Part b) of the problem inserts this non-linear two-terminal device in a circuit, as below
and asks for the load line.
It is a simple matter to obtain the load line.
$$\frac{v_T-3.5}{10^3}+i_T=0$$
and the load line is ##\frac{3.5-v_T}{10^3}##.
It is not clear to me, assuming everything above is correct, how to decide which case we are in, ie case 1 or case 2 of the diode.
If we are in case 1 then
$$\frac{v_T-3.5}{10^3}+\frac{v_T-0.5}{500}=0$$
and ##v_T=1.5V##V.
and if we are in case 2
$$\frac{v_T-3.5}{10^3}+10^{-3}v_T=0$$
and ##v_T=1.75##V.
This seems to indicate that this is not a possible solution for this circuit.
It seems to me that actually the threshold for the diode is 1V. For ##v_A## below 1V, the diode becomes an open circuit and ##e_2=1## and the entire NLD behaves like a linear resistor.

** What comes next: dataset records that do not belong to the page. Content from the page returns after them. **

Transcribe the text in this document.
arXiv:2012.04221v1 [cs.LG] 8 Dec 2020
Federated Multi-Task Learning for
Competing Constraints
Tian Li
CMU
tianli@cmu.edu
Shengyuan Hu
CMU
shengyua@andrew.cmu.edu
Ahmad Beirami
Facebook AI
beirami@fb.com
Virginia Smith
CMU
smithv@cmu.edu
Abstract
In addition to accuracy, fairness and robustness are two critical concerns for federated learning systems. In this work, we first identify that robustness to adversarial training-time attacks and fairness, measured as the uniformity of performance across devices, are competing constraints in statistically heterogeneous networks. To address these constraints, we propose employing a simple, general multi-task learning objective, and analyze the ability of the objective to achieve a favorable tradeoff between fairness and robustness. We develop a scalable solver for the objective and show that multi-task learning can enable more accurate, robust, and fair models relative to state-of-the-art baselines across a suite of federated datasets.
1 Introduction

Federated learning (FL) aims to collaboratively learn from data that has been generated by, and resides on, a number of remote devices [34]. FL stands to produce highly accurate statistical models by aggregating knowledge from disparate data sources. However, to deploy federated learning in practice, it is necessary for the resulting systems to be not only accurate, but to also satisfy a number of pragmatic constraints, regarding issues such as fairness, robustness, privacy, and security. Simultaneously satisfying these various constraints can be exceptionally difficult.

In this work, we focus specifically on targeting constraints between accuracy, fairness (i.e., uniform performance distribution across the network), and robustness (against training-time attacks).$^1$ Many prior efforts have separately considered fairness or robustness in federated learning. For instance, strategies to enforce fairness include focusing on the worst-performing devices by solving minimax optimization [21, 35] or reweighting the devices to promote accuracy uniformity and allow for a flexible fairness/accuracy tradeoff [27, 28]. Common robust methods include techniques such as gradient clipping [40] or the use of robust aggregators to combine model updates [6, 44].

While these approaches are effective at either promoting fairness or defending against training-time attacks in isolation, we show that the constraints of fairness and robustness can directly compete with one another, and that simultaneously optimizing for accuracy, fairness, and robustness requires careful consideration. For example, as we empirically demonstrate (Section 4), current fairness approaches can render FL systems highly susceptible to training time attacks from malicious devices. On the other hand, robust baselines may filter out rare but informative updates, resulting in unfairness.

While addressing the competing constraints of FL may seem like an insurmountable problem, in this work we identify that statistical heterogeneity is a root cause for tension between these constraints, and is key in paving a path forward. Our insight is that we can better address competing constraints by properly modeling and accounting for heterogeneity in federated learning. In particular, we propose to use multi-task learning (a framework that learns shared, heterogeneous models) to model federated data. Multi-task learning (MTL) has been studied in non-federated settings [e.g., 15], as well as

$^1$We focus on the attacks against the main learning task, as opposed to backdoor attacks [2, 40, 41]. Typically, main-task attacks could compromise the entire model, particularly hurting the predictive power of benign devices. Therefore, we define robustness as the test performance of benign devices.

Once ##v_A## becomes ##>1##, now the diode changes behavior and becomes a linear circuit element with v-i characteristic ##v_A=0.5+500i_A##.
In the case of part b), for that circuit specifically, we have that ##v_A## (ie, ##v_T##) goes to ##1.5##V to balance out the equations.
The only weird thing to me is that I had to initially frame the cases in terms of the relationship of ##v_A## to ##e_2## but ultimately it seems that the cases are ##v_A>1## and ##v_A<1##.